I’ve said before that I don’t think Schilling meant any harm with his poorly planned and doomed to fail attempts to build a business post-baseball career, but it’s indicative of his insanely high opinion of himself that he chose to take his vast fortune and sink it into such a risky venture amid the hopes that he’d turn himself into a corporate titan and, presumably, become a wealthy man at an endeavor using something other than the gift of a 95-98 mph fastball. What people are missing when they try to adhere to what’s misinterpreted and bastardized as “conservative” principles is that not everyone is able to handle a business; not everyone can create a product; not everyone can transfer success from one narrow market to another market. Bill Gates couldn’t strike out 300 batters in a season and Schilling, as evidenced by the disaster for himself and the people of Rhode Island, can’t run a video game startup. It’s not a remote experience for athletes to try their hand at outside ventures and cost themselves the fortune they accrued as players, an amount of money they could easily have lived on had they not been convinced by others that they should diversify and invest. It’s greed, arrogance, and ignorance.
Schilling was a “believer”. He really felt that the politicians and causes he supported were on the side of right. However, as evidenced by his self-involved behaviors as a player such as when he was unhappy with the new tool known as QuesTec designed to make sure the umpires were adhering more closely to the rulebook strike zone rather than relying on their own interpretation, walked over to the expensive piece of equipment and smashed it like an impulsive, tantrum-throwing child who, unhappy that he’s not getting his way, will make a scene and break things. Presumably, Schilling had to pay for the machine he damaged, but that’s beside the point. If you’re for conservative causes, then you’re for law and order and adhering to the edicts of those in charge. Breaking that with which you disagree is a form of anarchy—the antithesis of what Schilling espoused.

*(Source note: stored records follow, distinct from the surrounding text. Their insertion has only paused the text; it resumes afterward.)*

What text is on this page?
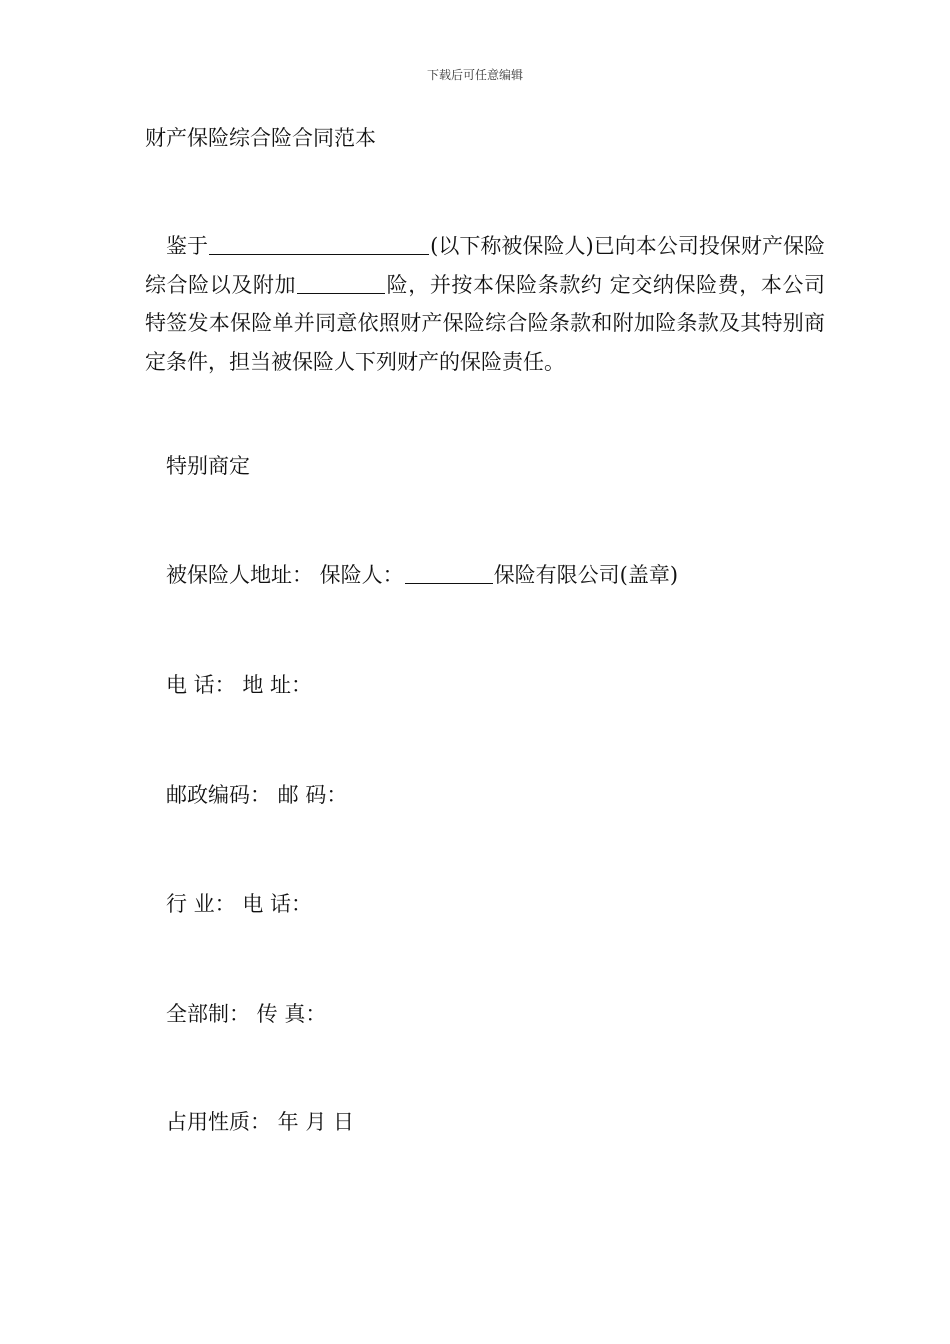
下载后可任意编辑
财产保险综合险合同范本
鉴于	(以下称被保险人)已向本公司投保财产保险综合险以及附加	险，并按本保险条款约 定交纳保险费，本公司特签发本保险单并同意依照财产保险综合险条款和附加险条款及其特别商定条件，担当被保险人下列财产的保险责任。
特别商定
被保险人地址： 保险人：	保险有限公司(盖章)
电 话： 地 址：
邮政编码： 邮 码：
行 业： 电 话：
全部制： 传 真：
占用性质： 年 月 日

The video game business and its shift to Rhode Island was a means to an end. Schilling’s mandate when he received the $75 million in loan guarantees to move the business from Massachusetts to Rhode Island was contingent on creating jobs in the state. And he did. The problem was that they weren’t bringing any money into the company because their product wasn’t finished and, according to The Weekly Standard piece, they were hiring people to meet the quota. In running a viable business, meeting the quota is secondary to having multiple people doing a job that one could do adequately. It’s circular and stupid.
What’s most ironic is that Schilling, the radical right winger who believes in small government, self-reliance, and a principled core of beliefs, exemplifies that which he rails against when he cost the taxpayers of Rhode Island an immense amount of money and ravaged his own personal finances, then blamed others and implied that it’s not his fault while hinting that he needs a bailout.
But the party that might be willing to bail him out isn’t because he’s not one of them; and the party to which he was inextricably aligned dispatched him because he was no longer of use.
If he were smarter, I’d say maybe he learned a lesson. But he’s not. So he probably didn’t.